Petrol station owners warn of strike action if President Nikos Christodoulides does not respond to their calls to discuss what they call the “unacceptable and illegal” purchase of petrol from the Turkish-occupied north.

Spokesperson for the Petrol Owners Association, Christodoulos Christodoulou, said the President has yet to reply to a letter sent last week.

Their core grievance is that Greek Cypriots are spending millions of euros each month in the north, filling up on cheaper fuel, while the Republic is doing nothing to stop it.

Christodoulou said all the petrol stations in Nicosia and Famagusta are feeling the brunt. In a more difficult situation are those near crossing points, which no longer cover costs.

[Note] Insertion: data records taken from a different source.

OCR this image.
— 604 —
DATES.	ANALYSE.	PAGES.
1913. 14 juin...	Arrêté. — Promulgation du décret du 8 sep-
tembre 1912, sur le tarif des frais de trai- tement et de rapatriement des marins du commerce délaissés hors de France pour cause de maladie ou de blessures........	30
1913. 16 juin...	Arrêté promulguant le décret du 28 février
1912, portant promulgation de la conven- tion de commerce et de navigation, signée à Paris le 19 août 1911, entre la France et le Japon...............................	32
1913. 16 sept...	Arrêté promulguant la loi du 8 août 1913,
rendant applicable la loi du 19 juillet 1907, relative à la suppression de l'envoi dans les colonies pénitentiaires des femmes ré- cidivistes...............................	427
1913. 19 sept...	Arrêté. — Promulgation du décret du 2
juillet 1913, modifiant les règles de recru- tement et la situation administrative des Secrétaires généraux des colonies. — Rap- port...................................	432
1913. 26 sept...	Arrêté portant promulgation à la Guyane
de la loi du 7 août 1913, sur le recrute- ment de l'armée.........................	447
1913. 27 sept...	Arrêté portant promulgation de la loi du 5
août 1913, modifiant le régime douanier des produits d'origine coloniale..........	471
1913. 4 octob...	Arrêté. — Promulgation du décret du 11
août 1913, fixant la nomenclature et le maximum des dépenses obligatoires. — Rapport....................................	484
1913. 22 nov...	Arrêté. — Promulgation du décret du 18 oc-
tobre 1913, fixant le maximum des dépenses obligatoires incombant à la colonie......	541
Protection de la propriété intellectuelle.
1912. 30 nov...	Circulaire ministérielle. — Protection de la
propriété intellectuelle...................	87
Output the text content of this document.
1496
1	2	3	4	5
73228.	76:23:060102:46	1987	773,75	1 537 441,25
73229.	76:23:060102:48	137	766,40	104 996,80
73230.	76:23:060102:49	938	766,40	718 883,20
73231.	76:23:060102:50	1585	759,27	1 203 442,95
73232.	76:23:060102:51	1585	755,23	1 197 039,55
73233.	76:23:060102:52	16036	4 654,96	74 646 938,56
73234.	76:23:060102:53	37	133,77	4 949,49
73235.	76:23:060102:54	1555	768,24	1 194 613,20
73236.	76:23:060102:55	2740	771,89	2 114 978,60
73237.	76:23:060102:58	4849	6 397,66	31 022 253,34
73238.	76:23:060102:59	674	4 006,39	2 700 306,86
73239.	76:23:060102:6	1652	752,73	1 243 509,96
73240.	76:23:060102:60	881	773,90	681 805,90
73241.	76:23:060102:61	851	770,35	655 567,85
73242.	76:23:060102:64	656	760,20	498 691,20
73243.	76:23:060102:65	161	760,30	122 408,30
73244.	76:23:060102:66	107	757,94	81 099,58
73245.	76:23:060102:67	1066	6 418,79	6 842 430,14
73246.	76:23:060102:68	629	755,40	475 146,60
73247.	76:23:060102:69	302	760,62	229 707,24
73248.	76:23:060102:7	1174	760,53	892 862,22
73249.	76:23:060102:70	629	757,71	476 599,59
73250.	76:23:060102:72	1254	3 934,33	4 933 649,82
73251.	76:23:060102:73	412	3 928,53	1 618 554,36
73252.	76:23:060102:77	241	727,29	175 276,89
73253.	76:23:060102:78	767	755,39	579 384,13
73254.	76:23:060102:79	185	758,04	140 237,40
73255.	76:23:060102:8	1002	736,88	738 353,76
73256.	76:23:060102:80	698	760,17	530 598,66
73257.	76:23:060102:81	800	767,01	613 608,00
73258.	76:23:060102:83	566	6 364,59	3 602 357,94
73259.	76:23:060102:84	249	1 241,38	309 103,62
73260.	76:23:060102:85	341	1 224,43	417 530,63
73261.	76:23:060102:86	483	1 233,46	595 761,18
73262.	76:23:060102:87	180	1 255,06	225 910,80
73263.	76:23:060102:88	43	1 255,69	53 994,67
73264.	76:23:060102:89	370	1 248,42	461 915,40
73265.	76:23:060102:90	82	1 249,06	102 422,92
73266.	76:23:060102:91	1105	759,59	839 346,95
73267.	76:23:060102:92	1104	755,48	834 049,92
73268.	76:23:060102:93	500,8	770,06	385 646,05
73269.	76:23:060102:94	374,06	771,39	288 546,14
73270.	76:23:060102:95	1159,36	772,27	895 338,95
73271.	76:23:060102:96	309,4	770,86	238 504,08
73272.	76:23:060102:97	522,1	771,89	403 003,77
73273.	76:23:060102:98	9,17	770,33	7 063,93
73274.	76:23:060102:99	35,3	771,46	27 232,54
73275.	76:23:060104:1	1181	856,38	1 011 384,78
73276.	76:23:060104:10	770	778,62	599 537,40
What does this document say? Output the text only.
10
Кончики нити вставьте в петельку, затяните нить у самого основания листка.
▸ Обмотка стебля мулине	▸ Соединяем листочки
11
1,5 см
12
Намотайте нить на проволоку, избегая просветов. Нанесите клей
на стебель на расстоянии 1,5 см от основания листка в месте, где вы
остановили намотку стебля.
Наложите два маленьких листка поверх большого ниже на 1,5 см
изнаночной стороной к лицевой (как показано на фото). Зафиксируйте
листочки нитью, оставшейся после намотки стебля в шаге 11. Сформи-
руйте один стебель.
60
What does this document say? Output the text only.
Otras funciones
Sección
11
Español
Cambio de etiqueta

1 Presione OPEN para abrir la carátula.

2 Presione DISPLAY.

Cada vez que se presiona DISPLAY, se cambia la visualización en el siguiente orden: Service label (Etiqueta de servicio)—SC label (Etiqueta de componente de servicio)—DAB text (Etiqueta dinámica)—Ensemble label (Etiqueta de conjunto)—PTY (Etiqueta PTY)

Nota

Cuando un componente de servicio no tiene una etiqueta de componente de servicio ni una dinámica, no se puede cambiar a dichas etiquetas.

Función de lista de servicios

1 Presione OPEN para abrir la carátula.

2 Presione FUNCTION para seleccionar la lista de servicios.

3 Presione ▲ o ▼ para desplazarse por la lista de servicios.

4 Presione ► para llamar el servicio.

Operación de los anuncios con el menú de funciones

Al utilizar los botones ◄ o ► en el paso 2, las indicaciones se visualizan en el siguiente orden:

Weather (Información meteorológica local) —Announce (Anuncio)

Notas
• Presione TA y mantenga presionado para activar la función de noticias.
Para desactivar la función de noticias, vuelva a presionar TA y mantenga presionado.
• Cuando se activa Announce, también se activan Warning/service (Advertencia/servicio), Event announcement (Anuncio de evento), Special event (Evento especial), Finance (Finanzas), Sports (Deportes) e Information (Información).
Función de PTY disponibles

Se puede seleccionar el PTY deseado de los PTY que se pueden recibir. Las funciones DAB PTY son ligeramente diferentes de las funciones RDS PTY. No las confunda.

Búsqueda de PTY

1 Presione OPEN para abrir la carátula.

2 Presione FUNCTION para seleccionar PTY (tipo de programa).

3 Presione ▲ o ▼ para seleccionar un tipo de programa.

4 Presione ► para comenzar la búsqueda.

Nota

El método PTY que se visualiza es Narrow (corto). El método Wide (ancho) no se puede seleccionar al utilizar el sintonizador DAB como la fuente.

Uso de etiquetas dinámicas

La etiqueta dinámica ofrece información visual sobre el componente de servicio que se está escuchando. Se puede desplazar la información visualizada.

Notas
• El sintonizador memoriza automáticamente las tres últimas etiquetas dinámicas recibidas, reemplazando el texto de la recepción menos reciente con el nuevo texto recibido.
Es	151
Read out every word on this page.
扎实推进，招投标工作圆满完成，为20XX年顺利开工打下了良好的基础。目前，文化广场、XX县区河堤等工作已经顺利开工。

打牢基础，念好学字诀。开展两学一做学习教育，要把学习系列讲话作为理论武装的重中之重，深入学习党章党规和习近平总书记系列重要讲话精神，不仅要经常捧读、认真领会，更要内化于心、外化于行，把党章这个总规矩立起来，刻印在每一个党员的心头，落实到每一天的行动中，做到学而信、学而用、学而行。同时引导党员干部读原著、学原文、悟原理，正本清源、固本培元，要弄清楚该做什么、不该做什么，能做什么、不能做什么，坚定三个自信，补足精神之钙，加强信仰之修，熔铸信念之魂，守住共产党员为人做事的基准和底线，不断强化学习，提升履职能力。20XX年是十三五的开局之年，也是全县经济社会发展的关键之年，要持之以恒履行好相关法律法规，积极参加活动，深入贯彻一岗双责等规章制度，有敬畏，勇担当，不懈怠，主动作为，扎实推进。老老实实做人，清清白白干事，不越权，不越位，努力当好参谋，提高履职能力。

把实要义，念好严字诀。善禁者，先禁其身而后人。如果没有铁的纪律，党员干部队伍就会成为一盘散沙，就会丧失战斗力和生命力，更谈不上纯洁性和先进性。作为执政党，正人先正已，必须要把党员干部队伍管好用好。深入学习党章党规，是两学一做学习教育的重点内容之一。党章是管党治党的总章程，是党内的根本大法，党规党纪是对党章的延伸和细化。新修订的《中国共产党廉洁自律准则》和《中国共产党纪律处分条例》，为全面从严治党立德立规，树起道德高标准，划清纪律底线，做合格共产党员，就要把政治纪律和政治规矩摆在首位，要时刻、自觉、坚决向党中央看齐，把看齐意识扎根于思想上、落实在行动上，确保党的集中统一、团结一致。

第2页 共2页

He argued that petrol stations in the Nicosia and Famagusta districts witnessed a 30% – 35% decrease in revenue last year as pump prices rose.

“We want to hear the positions of the new government on the matter and any new suggestions the President may have to resolve the problem. At the same time, we will also table our suggestions to limit the flows to the occupied territories for fuel,” said Christodoulou.

Petrol station owners, said Christodoulou, are suggesting the reduction of taxes on fuel, which would bring down prices, also significantly limiting flows to the occupied areas for fuel.

The petrol station owners’ representative also spoke of unfair competition in the market, as many taxi drivers and companies procure cheaper fuel from stations in the north where prices are a third lower.

Meanwhile, the Professional Craftsmen and Shopkeepers Confederation also complain of unfair competition, reporting an increase in Greek Cypriots heading north for shopping and other services such as hairdressers and dentists.

The federation argues that Green Line Trade Regulation does not cover these services and petrol purchases.

“We are calling on the European Union to take action to end this illegality occurring in a European state,” it said.